Na literatura, encontramo-nos com vários tipos de personagens, cada uma com a sua importância. Ainda assim, tenho percebido que há um grupo que me está a atrair muito mais: personagens que não são heroínas, que podem ser um retrato de uma pessoa comum, que se cruza connosco na rua e até passa despercebida, porque mesmo nos livros é importante ter acesso ao quotidiano - por mais desinteressante que aparente ser.

É claro que também adoro ler para descobrir cenários, por vezes, inalcançáveis, com culturas e mentalidades distintas do meu meio. Mas também preciso de abrir um exemplar e encontrar personagens com dilemas parvos como aqueles que eu tenho, com problemas ou conquistas que poderia experienciar.

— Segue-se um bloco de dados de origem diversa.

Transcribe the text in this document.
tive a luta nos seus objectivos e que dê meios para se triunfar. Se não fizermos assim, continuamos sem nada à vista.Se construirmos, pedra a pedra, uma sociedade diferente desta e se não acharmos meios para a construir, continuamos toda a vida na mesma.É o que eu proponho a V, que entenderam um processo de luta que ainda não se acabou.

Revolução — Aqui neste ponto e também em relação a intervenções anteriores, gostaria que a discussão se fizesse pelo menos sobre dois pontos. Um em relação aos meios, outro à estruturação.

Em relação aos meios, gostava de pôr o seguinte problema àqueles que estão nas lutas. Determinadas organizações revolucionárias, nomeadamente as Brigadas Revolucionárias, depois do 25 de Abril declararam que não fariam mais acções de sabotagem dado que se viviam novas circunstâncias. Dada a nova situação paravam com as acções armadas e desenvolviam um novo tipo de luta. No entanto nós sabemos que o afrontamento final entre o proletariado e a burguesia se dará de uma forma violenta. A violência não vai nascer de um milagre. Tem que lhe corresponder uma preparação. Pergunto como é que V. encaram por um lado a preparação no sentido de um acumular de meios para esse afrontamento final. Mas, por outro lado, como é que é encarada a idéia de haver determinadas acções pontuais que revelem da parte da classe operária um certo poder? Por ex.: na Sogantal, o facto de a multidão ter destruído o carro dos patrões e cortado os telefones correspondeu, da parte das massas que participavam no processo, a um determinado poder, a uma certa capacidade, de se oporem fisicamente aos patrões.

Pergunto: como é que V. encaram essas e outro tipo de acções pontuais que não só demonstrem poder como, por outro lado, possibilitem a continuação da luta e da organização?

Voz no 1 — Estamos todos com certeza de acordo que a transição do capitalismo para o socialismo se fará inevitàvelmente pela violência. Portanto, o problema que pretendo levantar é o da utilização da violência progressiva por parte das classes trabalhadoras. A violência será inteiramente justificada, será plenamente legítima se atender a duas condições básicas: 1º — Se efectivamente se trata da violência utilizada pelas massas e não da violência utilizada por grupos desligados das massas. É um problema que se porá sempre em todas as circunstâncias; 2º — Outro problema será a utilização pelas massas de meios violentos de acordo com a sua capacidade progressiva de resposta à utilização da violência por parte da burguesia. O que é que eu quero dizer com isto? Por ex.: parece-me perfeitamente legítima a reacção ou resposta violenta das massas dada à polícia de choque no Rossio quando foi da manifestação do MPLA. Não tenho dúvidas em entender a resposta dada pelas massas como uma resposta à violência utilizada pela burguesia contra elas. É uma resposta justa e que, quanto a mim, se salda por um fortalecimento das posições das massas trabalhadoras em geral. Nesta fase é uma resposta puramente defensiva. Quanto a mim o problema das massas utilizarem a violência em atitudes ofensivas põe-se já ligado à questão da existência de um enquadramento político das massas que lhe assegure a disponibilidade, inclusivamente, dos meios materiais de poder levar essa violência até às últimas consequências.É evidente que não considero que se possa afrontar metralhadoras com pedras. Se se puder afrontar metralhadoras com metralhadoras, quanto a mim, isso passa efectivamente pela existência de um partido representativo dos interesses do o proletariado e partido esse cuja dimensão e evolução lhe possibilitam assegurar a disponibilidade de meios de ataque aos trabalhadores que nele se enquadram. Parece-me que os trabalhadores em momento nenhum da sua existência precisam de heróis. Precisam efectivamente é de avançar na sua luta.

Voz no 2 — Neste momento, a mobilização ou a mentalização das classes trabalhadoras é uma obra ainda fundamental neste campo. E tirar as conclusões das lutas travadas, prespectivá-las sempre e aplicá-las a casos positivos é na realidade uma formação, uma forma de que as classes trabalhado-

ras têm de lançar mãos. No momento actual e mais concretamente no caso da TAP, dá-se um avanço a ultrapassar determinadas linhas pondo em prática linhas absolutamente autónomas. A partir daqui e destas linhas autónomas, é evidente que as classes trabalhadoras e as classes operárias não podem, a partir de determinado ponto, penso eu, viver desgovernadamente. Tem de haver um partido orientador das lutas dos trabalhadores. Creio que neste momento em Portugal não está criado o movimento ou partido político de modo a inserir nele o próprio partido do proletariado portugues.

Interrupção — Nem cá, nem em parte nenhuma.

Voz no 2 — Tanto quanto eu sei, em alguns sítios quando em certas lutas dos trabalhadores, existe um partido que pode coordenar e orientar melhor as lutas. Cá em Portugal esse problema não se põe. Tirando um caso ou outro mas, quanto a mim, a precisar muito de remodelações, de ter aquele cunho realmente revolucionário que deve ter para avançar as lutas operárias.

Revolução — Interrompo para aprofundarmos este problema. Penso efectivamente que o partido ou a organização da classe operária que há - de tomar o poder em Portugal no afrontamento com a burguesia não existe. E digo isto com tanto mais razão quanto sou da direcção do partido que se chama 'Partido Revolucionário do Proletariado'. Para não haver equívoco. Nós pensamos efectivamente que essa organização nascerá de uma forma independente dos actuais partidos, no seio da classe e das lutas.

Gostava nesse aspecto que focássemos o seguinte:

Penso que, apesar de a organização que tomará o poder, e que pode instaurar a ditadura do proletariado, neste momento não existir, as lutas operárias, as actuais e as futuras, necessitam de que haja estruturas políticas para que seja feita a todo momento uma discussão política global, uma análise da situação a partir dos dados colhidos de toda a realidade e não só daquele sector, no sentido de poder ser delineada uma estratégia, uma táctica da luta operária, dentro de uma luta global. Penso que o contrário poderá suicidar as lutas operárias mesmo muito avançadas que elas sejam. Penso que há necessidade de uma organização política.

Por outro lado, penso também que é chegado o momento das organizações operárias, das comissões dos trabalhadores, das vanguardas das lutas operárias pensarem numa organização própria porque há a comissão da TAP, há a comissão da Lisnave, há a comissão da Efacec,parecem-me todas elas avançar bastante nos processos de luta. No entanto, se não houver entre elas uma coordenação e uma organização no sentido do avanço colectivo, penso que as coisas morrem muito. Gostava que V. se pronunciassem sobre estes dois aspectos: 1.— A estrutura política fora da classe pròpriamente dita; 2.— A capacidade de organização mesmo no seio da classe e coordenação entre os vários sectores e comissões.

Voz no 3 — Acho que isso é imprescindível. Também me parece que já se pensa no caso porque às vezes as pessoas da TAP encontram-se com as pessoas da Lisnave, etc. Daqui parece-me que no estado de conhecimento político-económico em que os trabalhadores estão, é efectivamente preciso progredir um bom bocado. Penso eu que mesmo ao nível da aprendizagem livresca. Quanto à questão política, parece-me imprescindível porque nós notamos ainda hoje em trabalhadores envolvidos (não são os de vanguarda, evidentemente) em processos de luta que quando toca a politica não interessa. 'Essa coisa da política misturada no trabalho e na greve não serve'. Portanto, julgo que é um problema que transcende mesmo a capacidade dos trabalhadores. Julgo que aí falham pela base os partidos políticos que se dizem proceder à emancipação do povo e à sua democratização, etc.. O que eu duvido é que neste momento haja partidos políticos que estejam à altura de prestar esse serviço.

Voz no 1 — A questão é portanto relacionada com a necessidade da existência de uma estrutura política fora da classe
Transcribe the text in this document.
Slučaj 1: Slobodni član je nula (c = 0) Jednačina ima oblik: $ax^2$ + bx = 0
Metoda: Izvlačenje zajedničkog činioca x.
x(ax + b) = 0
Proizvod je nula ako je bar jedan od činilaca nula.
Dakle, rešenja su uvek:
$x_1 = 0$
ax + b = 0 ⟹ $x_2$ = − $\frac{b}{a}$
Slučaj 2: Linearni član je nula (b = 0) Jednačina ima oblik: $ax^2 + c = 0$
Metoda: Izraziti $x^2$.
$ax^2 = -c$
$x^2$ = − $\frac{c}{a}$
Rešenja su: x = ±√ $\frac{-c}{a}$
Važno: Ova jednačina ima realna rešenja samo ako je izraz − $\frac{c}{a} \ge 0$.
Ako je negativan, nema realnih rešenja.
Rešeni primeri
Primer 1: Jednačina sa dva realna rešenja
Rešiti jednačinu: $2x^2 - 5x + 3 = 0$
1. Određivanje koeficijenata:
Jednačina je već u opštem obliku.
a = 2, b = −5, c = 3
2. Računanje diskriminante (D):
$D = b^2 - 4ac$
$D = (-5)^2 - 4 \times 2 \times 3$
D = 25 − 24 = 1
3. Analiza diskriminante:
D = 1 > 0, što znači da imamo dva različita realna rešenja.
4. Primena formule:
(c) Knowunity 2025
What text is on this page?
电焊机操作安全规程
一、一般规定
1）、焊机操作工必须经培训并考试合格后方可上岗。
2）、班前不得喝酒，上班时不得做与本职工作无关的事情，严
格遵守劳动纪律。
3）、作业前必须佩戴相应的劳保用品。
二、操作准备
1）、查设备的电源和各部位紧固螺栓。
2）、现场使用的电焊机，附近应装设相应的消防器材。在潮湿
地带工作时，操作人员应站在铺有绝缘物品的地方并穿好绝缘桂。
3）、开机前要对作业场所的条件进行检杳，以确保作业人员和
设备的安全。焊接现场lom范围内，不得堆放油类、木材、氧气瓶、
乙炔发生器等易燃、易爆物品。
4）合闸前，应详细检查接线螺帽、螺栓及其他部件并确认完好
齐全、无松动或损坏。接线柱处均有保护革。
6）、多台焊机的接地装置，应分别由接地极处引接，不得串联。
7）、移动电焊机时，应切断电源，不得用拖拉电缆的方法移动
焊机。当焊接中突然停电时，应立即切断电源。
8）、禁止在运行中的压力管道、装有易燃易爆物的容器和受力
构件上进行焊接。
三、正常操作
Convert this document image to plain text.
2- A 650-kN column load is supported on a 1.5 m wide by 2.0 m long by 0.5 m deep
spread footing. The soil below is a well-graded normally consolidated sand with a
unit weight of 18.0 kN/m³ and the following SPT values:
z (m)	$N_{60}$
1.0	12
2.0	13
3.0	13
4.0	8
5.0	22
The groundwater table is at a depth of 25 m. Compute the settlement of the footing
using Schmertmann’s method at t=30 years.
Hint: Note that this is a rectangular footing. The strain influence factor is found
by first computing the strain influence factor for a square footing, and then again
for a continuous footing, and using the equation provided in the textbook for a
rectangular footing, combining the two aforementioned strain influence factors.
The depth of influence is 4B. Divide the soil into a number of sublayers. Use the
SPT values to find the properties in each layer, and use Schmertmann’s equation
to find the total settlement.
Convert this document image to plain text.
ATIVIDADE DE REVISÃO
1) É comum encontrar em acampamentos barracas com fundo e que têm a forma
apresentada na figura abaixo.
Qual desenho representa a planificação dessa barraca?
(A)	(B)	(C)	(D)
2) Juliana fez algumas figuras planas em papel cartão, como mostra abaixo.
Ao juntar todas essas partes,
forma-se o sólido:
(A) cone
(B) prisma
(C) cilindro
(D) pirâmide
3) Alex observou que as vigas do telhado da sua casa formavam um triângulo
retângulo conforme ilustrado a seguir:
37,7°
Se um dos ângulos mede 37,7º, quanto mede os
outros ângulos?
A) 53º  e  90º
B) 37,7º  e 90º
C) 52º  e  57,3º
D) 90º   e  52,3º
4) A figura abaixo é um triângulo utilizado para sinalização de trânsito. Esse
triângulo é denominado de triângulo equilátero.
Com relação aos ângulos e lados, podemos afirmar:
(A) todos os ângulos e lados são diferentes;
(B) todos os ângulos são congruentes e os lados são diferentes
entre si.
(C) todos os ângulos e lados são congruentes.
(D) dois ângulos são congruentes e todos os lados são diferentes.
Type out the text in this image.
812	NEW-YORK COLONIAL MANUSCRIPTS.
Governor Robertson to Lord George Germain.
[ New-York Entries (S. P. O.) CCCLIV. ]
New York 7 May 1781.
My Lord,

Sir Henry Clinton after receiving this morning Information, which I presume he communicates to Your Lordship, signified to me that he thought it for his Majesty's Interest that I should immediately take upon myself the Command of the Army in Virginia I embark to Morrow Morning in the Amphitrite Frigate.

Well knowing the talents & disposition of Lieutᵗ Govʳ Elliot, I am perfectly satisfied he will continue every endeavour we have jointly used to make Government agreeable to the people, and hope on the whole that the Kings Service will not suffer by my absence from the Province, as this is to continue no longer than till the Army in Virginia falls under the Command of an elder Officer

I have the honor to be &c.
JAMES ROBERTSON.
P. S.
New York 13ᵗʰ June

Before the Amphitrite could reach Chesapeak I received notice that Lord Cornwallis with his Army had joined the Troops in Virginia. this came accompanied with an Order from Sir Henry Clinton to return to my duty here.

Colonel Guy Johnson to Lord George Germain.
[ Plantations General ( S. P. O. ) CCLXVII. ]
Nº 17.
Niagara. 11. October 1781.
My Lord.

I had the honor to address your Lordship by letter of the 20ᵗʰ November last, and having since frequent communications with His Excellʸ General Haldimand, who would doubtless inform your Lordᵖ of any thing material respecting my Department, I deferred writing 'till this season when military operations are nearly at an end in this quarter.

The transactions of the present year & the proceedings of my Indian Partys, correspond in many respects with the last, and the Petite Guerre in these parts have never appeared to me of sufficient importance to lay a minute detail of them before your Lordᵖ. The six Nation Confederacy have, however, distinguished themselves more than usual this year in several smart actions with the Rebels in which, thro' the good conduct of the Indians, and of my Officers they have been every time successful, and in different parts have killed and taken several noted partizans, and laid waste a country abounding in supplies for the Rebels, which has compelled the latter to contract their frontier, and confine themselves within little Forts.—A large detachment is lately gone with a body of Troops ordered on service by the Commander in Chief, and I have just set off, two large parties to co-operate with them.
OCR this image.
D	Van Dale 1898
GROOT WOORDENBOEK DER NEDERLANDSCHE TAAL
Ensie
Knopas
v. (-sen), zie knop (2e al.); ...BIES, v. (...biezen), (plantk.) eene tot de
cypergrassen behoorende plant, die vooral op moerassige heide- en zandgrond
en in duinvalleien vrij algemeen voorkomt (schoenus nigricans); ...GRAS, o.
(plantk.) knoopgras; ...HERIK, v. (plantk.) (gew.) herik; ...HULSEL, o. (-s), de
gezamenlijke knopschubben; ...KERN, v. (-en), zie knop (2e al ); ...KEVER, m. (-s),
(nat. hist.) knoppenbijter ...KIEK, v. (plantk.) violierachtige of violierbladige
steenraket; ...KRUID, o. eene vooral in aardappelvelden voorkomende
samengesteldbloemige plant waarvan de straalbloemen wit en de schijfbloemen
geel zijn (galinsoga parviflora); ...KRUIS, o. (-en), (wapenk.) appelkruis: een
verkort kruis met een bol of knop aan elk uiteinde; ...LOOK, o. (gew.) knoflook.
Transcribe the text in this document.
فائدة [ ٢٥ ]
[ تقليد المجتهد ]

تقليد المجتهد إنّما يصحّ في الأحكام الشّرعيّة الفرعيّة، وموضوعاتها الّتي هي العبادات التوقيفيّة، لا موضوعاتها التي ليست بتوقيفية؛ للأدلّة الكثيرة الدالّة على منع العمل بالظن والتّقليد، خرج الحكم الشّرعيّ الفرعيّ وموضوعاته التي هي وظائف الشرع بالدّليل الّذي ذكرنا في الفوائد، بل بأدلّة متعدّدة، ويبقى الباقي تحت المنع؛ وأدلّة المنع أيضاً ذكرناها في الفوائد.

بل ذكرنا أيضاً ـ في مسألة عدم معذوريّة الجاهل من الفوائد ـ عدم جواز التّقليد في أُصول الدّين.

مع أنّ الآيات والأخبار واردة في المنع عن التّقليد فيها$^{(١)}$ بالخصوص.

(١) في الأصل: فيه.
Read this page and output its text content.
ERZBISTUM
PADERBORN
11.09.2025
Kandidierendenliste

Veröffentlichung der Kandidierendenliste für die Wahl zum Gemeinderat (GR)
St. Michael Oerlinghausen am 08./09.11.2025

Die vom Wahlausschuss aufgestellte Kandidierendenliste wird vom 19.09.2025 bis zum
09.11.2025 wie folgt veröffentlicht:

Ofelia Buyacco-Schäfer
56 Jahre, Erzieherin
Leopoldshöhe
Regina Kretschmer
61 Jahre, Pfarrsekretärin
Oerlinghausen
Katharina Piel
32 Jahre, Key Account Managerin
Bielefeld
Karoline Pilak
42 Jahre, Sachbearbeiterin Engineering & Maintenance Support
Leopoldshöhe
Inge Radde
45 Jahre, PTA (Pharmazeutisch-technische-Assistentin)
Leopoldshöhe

Quando conversei com a Rita da Nova, antes da apresentação da sua obra, em Gaia, repeti que a Ana Luis me fez lembrar Eliete por causa disso: por ser alguém credível, a viver a sua vida como qualquer um de nós, com medos, com poucas certezas, com rasgos de força e sem pretensões de maior. E isso não deixa de ser espetacular.

Personagens heroínas, cujas jornadas sofrem metamorfoses completas e encontram um novo propósito transformador, são fundamentais para sonharmos, para alargarmos horizontes, para não desistirmos e acreditarmos que as mudanças são possíveis - e tendo em conta que lemos, muitas vezes, para embarcar em realidades paralelas, distantes da nossa, elas impulsionam-nos nesse sentido. No entanto, histórias sem personagens heroínas têm o poder de nos acolher, de nos mostrar que nem tudo é fogo de artifício e que não estamos sozinhos na luta. Podíamos ser nós naquela história e não há algo de errado nessa simbiose. Sei que podemos ter a tendência de nos afastar das últimas por serem um espelho das nossas quatro paredes e nem sempre queremos ser confrontados por isso, mas estas chamadas de atenção também nos ajudam a crescer. 

Assim, trouxe cinco livros com personagens que tinham tudo para serem esquecidas, por não apresentarem curvas de vida memoráveis, mas que fizeram morada em mim por me provarem que há beleza no que é banal.


PESSOAS NORMAIS, SALLY ROONEY

📖 Dois jovens inseguros, com graves problemas de comunicação

Conta-nos a história de um casal adolescente, que tanto procura crescer em sintonia, como tenta distanciar-se, compreendendo a dificuldade que se encerra nesse passo. Porque, por maiores que sejam as diferenças, existem sentimentos inquebráveis. Com uma narrativa coesa, que nos embala em várias sensações, emoções e traumas, é percetível que esta relação reflete o impacto de uma comunicação débil, que constrói inúmeras barreiras e que acaba por condicionar o lado mais sóbrio e puro das nossas interações. (opinião completa)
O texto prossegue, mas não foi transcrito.